Well, now returned from vacation, which seems to have been what was Andy Pettitte, the Bronx Club. A contract of minor league, an invitation to training camp and 2.5 million by “the joke” has been, until now, the media noise; In addition to an unusual and unknown “virtue as new Nostradamus” of Derek Jeter, just declare “I knew that returning…” only lacked “was them told”, as accomplished premonition convincing.

If such things have not been constituted in vices whose final stop is the ruin of the game, then all the reasons that have justified the fall of the Roman Empire are, more than irrational, disposable; ultimately, it was decadence, yesterday with Rome today with baseball and with society at large, the cause of the catastrophe.

I have read a chronicler refer to the consummation of the return of Pettitte, after his fraudulent holyday retire of two years, as able to fill the clubhouse of spring training of the Yankees with “nostalgic ideas”, usually only justified when this misery is imposed and the unreachable memory of glorious days is the only possible pillow where lie the pains and sorrows. To make matters worse, this player may not evoke any stage of greatness of the club, because he is a convicted member discredited and rogue era not only of the franchise, but major league baseball, but so are the times.

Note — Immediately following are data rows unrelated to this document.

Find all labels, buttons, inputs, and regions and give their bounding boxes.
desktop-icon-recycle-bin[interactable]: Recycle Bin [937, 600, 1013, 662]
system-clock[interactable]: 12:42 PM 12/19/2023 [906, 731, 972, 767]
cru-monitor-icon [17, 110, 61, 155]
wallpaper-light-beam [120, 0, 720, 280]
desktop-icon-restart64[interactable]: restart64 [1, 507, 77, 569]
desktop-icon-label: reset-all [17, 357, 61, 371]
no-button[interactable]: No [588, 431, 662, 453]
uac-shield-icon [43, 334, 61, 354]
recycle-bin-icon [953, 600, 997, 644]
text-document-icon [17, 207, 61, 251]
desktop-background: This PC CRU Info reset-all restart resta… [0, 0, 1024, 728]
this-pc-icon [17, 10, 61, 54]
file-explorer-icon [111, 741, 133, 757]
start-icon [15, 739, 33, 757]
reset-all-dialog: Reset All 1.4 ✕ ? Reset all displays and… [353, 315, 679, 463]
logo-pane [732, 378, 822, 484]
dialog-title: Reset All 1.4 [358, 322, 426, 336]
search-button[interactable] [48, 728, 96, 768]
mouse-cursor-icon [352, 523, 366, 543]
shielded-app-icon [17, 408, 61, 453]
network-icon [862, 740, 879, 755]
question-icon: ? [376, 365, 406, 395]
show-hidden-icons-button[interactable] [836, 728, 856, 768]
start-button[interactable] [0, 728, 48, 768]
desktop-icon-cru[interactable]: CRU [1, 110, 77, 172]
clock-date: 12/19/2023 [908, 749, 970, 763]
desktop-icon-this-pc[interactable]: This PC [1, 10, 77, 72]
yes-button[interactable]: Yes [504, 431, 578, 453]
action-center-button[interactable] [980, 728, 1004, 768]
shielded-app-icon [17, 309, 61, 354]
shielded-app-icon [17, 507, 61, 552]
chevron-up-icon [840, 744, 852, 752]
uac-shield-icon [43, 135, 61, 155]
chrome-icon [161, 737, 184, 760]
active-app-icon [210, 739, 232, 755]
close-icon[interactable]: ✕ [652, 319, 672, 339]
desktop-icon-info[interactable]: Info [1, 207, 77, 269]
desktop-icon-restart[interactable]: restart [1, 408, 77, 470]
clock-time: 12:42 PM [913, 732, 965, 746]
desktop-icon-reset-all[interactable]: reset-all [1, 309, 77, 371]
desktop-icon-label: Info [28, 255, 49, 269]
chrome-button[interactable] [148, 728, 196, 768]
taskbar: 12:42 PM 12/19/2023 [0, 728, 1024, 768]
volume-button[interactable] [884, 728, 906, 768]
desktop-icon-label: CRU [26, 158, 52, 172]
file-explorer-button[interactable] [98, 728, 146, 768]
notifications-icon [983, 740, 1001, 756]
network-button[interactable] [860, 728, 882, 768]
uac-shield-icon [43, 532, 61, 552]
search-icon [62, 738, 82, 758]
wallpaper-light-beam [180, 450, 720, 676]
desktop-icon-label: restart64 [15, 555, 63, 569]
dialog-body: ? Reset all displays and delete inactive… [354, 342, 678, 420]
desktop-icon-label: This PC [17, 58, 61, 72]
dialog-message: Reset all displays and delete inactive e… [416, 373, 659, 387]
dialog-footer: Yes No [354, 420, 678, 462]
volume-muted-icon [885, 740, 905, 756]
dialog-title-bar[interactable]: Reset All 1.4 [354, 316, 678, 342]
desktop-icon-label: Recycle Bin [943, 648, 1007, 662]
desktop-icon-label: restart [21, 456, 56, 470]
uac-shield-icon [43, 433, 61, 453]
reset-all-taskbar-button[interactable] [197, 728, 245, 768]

If the left-handler pitcher has been able to raise the level of that mixture of sadness and melancholy nostalgia is, the former Bomber are uncleared. Simply, since from some time, they are living history.

Comments

3 Responses to “If This “Return” Produces Nostalgia The Yankees Are Fried”
  1. Paul Dunn says:

    Sir,
    Andy Pettitte was undervalued by Yankee management for far too many years. The year that Cashman let Pettitte “test the market” resulted in the loss of a solid lefty in the rotation. I don’t know how much Pettitte has left, but I doubt that you do either.
    Then again, it is hard to discern much meaning from your convoluted prose.

  2. andres pascual says:

    Dear Paul, thank you for reading what I write, excuse my convoluted prose, that expose is my opionion and I can assure you that I consider it a generational shame to Pettitte and the modern Yankees as unworthy of the name glorious, even if the world criticized me. His friend Andres Pascual.

  3. Paul Dunn says:

    Dear Andres,
    My apologies for calling your prose convoluted, it was a cheap shot that was uncalled for. I really don’t know why Pettitte has decided to make a comeback and I agree about the unfortunate connection with , as you so aptly put it, “the rogue era”. If one listens to players turned commentators today one would think that Barry Bonds home run record was on the level. I am old enough to have seen the likes of Mantle, Ford and Berra at their best. I also lived through the Horace Clarke era and the lost decade of the 1980s. I try not to be cynical but one cannot ignore a period in the history of the game when records were supposedly broken only to find out that the ball wasn’t juiced but some of the players were. Perhaps we are more in agreement than I realized.